If the walls riddled with bullet holes remind us of the terrorism and violence, it is the destruction of essential infrastructure (hospitals, schools, pumping stations, power stations) that slows down the resumption of normal life the most.
The Death of Shekau, does it portend an end to Terrorism in the Northeast?
Already declared dead five times between 2009 and 2016, Abubakar Shekau was reportedly killed on May 19 in his stronghold in the Sambisa forest, in northeastern Nigeria. This time, however, the information seems credible.
On this evening of May 19, a column of fighters from the Islamic State in West Africa (ISWAP), carried by about fifty pick-ups, swept into the area in which Abubakar Shekau was entrenched with his men. After long hours of fighting, and while most of his men have been killed or incapacitated, the head of the Islamist sect Boko Haram, cornered, is forced to negotiate.

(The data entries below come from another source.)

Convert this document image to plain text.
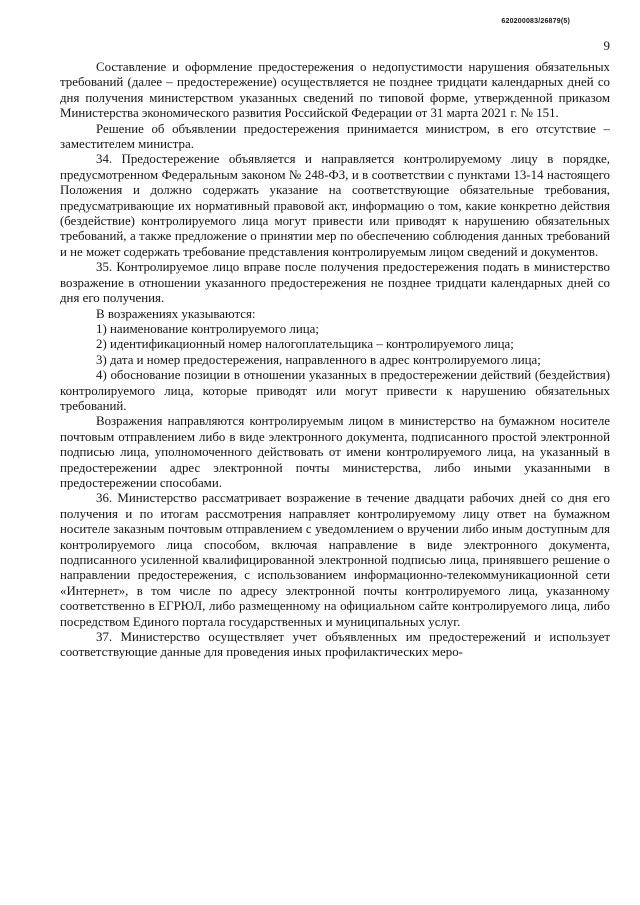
620200083/26879(5)
9

Составление и оформление предостережения о недопустимости нарушения обязательных требований (далее – предостережение) осуществляется не позднее тридцати календарных дней со дня получения министерством указанных сведений по типовой форме, утвержденной приказом Министерства экономического развития Российской Федерации от 31 марта 2021 г. № 151.

Решение об объявлении предостережения принимается министром, в его отсутствие – заместителем министра.

34. Предостережение объявляется и направляется контролируемому лицу в порядке, предусмотренном Федеральным законом № 248-ФЗ, и в соответствии с пунктами 13-14 настоящего Положения и должно содержать указание на соответствующие обязательные требования, предусматривающие их нормативный правовой акт, информацию о том, какие конкретно действия (бездействие) контролируемого лица могут привести или приводят к нарушению обязательных требований, а также предложение о принятии мер по обеспечению соблюдения данных требований и не может содержать требование представления контролируемым лицом сведений и документов.

35. Контролируемое лицо вправе после получения предостережения подать в министерство возражение в отношении указанного предостережения не позднее тридцати календарных дней со дня его получения.

В возражениях указываются:

1) наименование контролируемого лица;

2) идентификационный номер налогоплательщика – контролируемого лица;

3) дата и номер предостережения, направленного в адрес контролируемого лица;

4) обоснование позиции в отношении указанных в предостережении действий (бездействия) контролируемого лица, которые приводят или могут привести к нарушению обязательных требований.

Возражения направляются контролируемым лицом в министерство на бумажном носителе почтовым отправлением либо в виде электронного документа, подписанного простой электронной подписью лица, уполномоченного действовать от имени контролируемого лица, на указанный в предостережении адрес электронной почты министерства, либо иными указанными в предостережении способами.

36. Министерство рассматривает возражение в течение двадцати рабочих дней со дня его получения и по итогам рассмотрения направляет контролируемому лицу ответ на бумажном носителе заказным почтовым отправлением с уведомлением о вручении либо иным доступным для контролируемого лица способом, включая направление в виде электронного документа, подписанного усиленной квалифицированной электронной подписью лица, принявшего решение о направлении предостережения, с использованием информационно-телекоммуникационной сети «Интернет», в том числе по адресу электронной почты контролируемого лица, указанному соответственно в ЕГРЮЛ, либо размещенному на официальном сайте контролируемого лица, либо посредством Единого портала государственных и муниципальных услуг.

37. Министерство осуществляет учет объявленных им предостережений и использует соответствующие данные для проведения иных профилактических меро-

Discussions lasted several hours, according to information from HumAngle, another Nigerian site. The attackers order Shekau to abdicate and to pledge allegiance to ISWAP. According to a source within ISWAP, quoted by HumAngle, Shekau refuses and activates the explosives belt he was wearing hidden under his clothes. Shekau is said to have died of his injuries. The number of ISWAP fighters swept away by the blast remains, for the moment, undetermined.
Announced dead six times
“Shekau died last night in the village of Nainawa, he was buried overnight, but his grave was not marked to prevent the Nigerian army or rival jihadists from being able to exhume him,” he told newsmen, the next day, a source within the Nigerian intelligence services. The Economist, in a recent article, is significantly more cautious. The British newspaper for its part evokes the “probable death” of Shekau.
Did Abubakar Shekau pass away that day? According to an audiotape made available to AFP by Islamic State West Africa Province (ISWAP), Boko Haram’s leader Abubakar Shekau killed himself in a fight against ISWAP.

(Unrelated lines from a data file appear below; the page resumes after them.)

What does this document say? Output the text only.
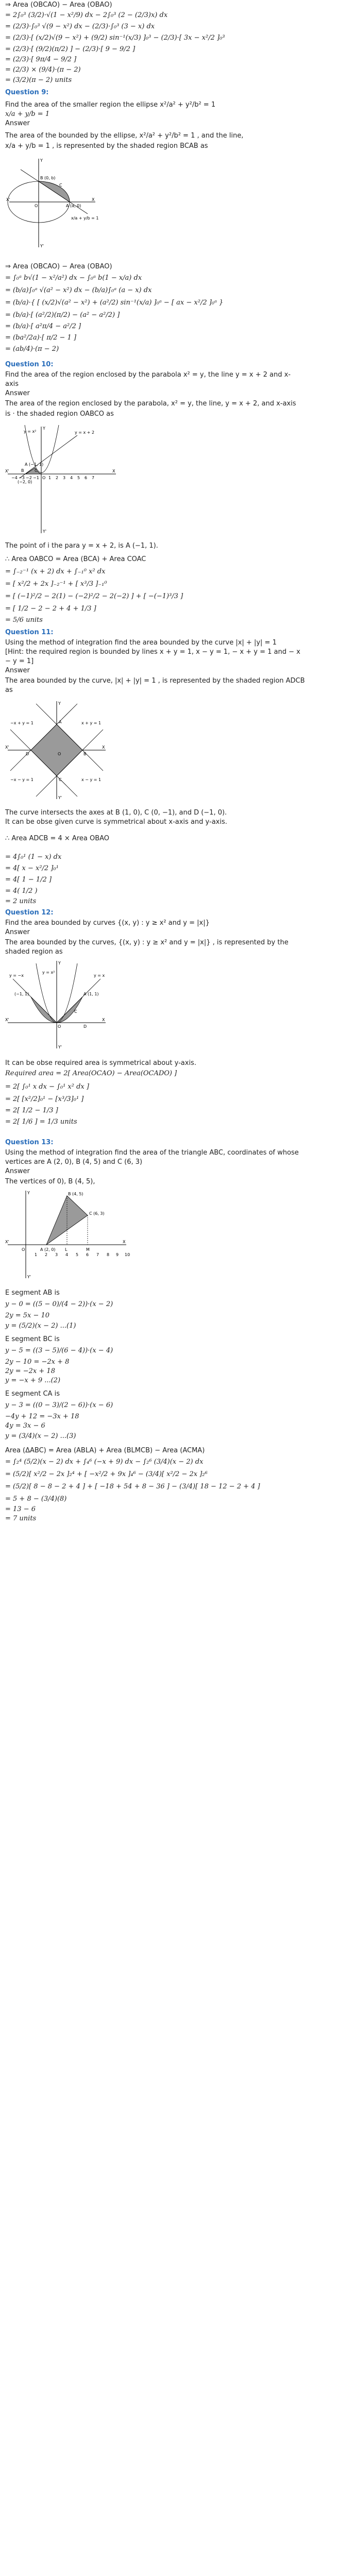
⇒ Area (OBCAO) − Area (OBAO)
= 2∫₀³ (3/2)·√(1 − x²/9) dx − 2∫₀³ (2 − (2/3)x) dx
= (2/3)·∫₀³ √(9 − x²) dx − (2/3)·∫₀³ (3 − x) dx
= (2/3)·[ (x/2)√(9 − x²) + (9/2) sin⁻¹(x/3) ]₀³ − (2/3)·[ 3x − x²/2 ]₀³
= (2/3)·[ (9/2)(π/2) ] − (2/3)·[ 9 − 9/2 ]
= (2/3)·[ 9π/4 − 9/2 ]
= (2/3) × (9/4)·(π − 2)
= (3/2)(π − 2) units
Question 9:
Find the area of the smaller region the ellipse x²/a² + y²/b² = 1
x/a + y/b = 1
Answer
The area of the bounded by the ellipse, x²/a² + y²/b² = 1 , and the line,
x/a + y/b = 1 , is represented by the shaded region BCAB as
B (0, b)
C
O	A (a, 0)
X'	X
Y
Y'
x/a + y/b = 1
⇒ Area (OBCAO) − Area (OBAO)
= ∫₀ᵃ b√(1 − x²/a²) dx − ∫₀ᵃ b(1 − x/a) dx
= (b/a)∫₀ᵃ √(a² − x²) dx − (b/a)∫₀ᵃ (a − x) dx
= (b/a)·{ [ (x/2)√(a² − x²) + (a²/2) sin⁻¹(x/a) ]₀ᵃ − [ ax − x²/2 ]₀ᵃ }
= (b/a)·[ (a²/2)(π/2) − (a² − a²/2) ]
= (b/a)·[ a²π/4 − a²/2 ]
= (ba²/2a)·[ π/2 − 1 ]
= (ab/4)·(π − 2)
Question 10:
Find the area of the region enclosed by the parabola x² = y, the line y = x + 2 and x-
axis
Answer
The area of the region enclosed by the parabola, x² = y, the line, y = x + 2, and x-axis
is · the shaded region OABCO as
y = x²	y = x + 2
A (−1, 1)
B	C
O
X'	X
Y
Y'
(−2, 0)
−4 −3 −2 −1 1 2 3 4 5 6 7
The point of i the para y = x + 2, is A (−1, 1).
∴ Area OABCO = Area (BCA) + Area COAC
= ∫₋₂⁻¹ (x + 2) dx + ∫₋₁⁰ x² dx
= [ x²/2 + 2x ]₋₂⁻¹ + [ x³/3 ]₋₁⁰
= [ (−1)²/2 − 2(1) − (−2)²/2 − 2(−2) ] + [ −(−1)³/3 ]
= [ 1/2 − 2 − 2 + 4 + 1/3 ]
= 5/6 units
Question 11:
Using the method of integration find the area bounded by the curve |x| + |y| = 1
[Hint: the required region is bounded by lines x + y = 1, x − y = 1, − x + y = 1 and − x
− y = 1]
Answer
The area bounded by the curve, |x| + |y| = 1 , is represented by the shaded region ADCB
as
A
B
C
D	O
X'	X
Y
Y'
x + y = 1
−x + y = 1
x − y = 1
−x − y = 1
The curve intersects the axes at B (1, 0), C (0, −1), and D (−1, 0).
It can be obse given curve is symmetrical about x-axis and y-axis.
∴ Area ADCB = 4 × Area OBAO
= 4∫₀¹ (1 − x) dx
= 4[ x − x²/2 ]₀¹
= 4[ 1 − 1/2 ]
= 4( 1/2 )
= 2 units
Question 12:
Find the area bounded by curves {(x, y) : y ≥ x² and y = |x|}
Answer
The area bounded by the curves, {(x, y) : y ≥ x² and y = |x|} , is represented by the
shaded region as
y = x²
y = x
y = −x
A (1, 1)
(−1, 1)
C
D
O
X'	X
Y
Y'
It can be obse required area is symmetrical about y-axis.
Required area = 2[ Area(OCAO) − Area(OCADO) ]
= 2[ ∫₀¹ x dx − ∫₀¹ x² dx ]
= 2[ [x²/2]₀¹ − [x³/3]₀¹ ]
= 2[ 1/2 − 1/3 ]
= 2[ 1/6 ] = 1/3 units
Question 13:
Using the method of integration find the area of the triangle ABC, coordinates of whose
vertices are A (2, 0), B (4, 5) and C (6, 3)
Answer
The vertices of 0), B (4, 5),
A (2, 0)
B (4, 5)
C (6, 3)
L	M
O
X'	X
Y
Y'
1 2 3 4 5 6 7 8 9 10
E segment AB is
y − 0 = ((5 − 0)/(4 − 2))·(x − 2)
2y = 5x − 10
y = (5/2)(x − 2) ...(1)
E segment BC is
y − 5 = ((3 − 5)/(6 − 4))·(x − 4)
2y − 10 = −2x + 8
2y = −2x + 18
y = −x + 9 ...(2)
E segment CA is
y − 3 = ((0 − 3)/(2 − 6))·(x − 6)
−4y + 12 = −3x + 18
4y = 3x − 6
y = (3/4)(x − 2) ...(3)
Area (ΔABC) = Area (ABLA) + Area (BLMCB) − Area (ACMA)
= ∫₂⁴ (5/2)(x − 2) dx + ∫₄⁶ (−x + 9) dx − ∫₂⁶ (3/4)(x − 2) dx
= (5/2)[ x²/2 − 2x ]₂⁴ + [ −x²/2 + 9x ]₄⁶ − (3/4)[ x²/2 − 2x ]₂⁶
= (5/2)[ 8 − 8 − 2 + 4 ] + [ −18 + 54 + 8 − 36 ] − (3/4)[ 18 − 12 − 2 + 4 ]
= 5 + 8 − (3/4)(8)
= 13 − 6
= 7 units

A voice resembling that of ISWAP leader, Abu Musab Al-Barnawi, speaking in the Kanuri language said, “Shekau preferred to be humiliated in the hereafter to getting humiliated on Earth. He killed himself instantly by detonating an explosive.”

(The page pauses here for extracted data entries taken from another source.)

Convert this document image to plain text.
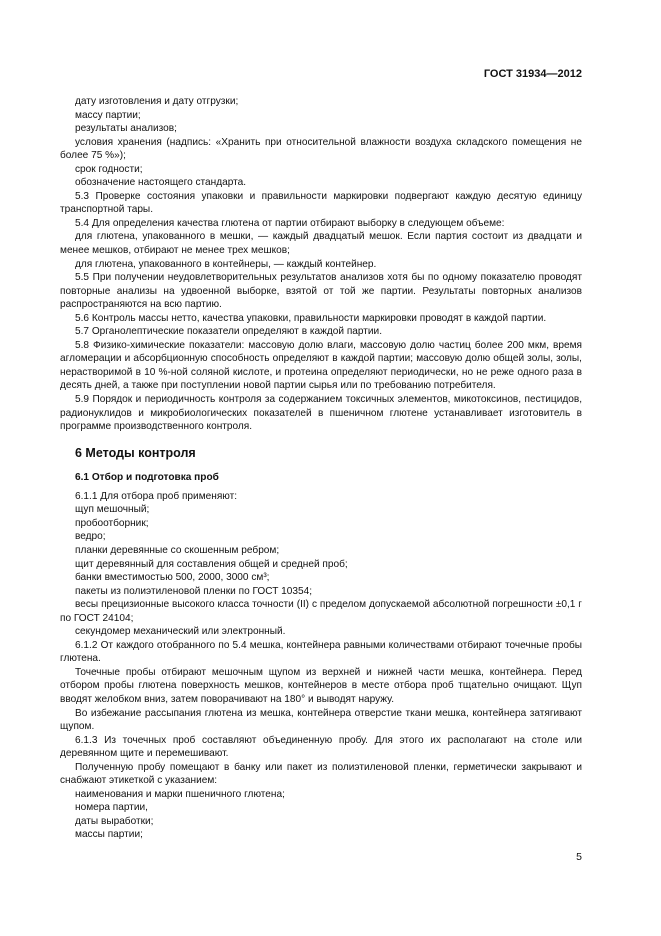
ГОСТ 31934—2012

дату изготовления и дату отгрузки;

массу партии;

результаты анализов;

условия хранения (надпись: «Хранить при относительной влажности воздуха складского помещения не более 75 %»);

срок годности;

обозначение настоящего стандарта.

5.3 Проверке состояния упаковки и правильности маркировки подвергают каждую десятую единицу транспортной тары.

5.4 Для определения качества глютена от партии отбирают выборку в следующем объеме:

для глютена, упакованного в мешки, — каждый двадцатый мешок. Если партия состоит из двадцати и менее мешков, отбирают не менее трех мешков;

для глютена, упакованного в контейнеры, — каждый контейнер.

5.5 При получении неудовлетворительных результатов анализов хотя бы по одному показателю проводят повторные анализы на удвоенной выборке, взятой от той же партии. Результаты повторных анализов распространяются на всю партию.

5.6 Контроль массы нетто, качества упаковки, правильности маркировки проводят в каждой партии.

5.7 Органолептические показатели определяют в каждой партии.

5.8 Физико-химические показатели: массовую долю влаги, массовую долю частиц более 200 мкм, время агломерации и абсорбционную способность определяют в каждой партии; массовую долю общей золы, золы, нерастворимой в 10 %-ной соляной кислоте, и протеина определяют периодически, но не реже одного раза в десять дней, а также при поступлении новой партии сырья или по требованию потребителя.

5.9 Порядок и периодичность контроля за содержанием токсичных элементов, микотоксинов, пестицидов, радионуклидов и микробиологических показателей в пшеничном глютене устанавливает изготовитель в программе производственного контроля.

6 Методы контроля
6.1 Отбор и подготовка проб

6.1.1 Для отбора проб применяют:

щуп мешочный;

пробоотборник;

ведро;

планки деревянные со скошенным ребром;

щит деревянный для составления общей и средней проб;

банки вместимостью 500, 2000, 3000 см³;

пакеты из полиэтиленовой пленки по ГОСТ 10354;

весы прецизионные высокого класса точности (II) с пределом допускаемой абсолютной погрешности ±0,1 г по ГОСТ 24104;

секундомер механический или электронный.

6.1.2 От каждого отобранного по 5.4 мешка, контейнера равными количествами отбирают точечные пробы глютена.

Точечные пробы отбирают мешочным щупом из верхней и нижней части мешка, контейнера. Перед отбором пробы глютена поверхность мешков, контейнеров в месте отбора проб тщательно очищают. Щуп вводят желобком вниз, затем поворачивают на 180° и выводят наружу.

Во избежание рассыпания глютена из мешка, контейнера отверстие ткани мешка, контейнера затягивают щупом.

6.1.3 Из точечных проб составляют объединенную пробу. Для этого их располагают на столе или деревянном щите и перемешивают.

Полученную пробу помещают в банку или пакет из полиэтиленовой пленки, герметически закрывают и снабжают этикеткой с указанием:

наименования и марки пшеничного глютена;

номера партии,

даты выработки;

массы партии;

5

Former ISWAP fighter, before being sidelined by Islamic State commanders for his methods deemed too violent, Shekau had created the “Jamaat Ahl Al-Sunnah Lil Dawa Wal Jihad” (JAS), the other name of Boko Haram, in August 2016. Since then attacks on civilians were an integral part of Shekau and his group’s strategy in the region. Examples are the massacre of nearly 80 farmers by Boko Haram men near Maiduguri in December 2020, massive kidnappings of young Nigerians one of his recent hallmarks is the kidnapping of 344 boys later handed over to their parents in the Kankara region.
Reactions trickling in from across Northern Nigeria are of citizens expressing hope that the death of Shekau will finally bring peace to the northern region in particular, and the country at large.
However, Dr. Ahmad Gumi told newsmen, that the death of Shekau does not mean that Boko Haram has been defeated, but it’s a show of progress in the fight against terrorism.
Gumi is a popular Islamic cleric in Nigeria and a person believer to have a vast knowledge of security matters as well.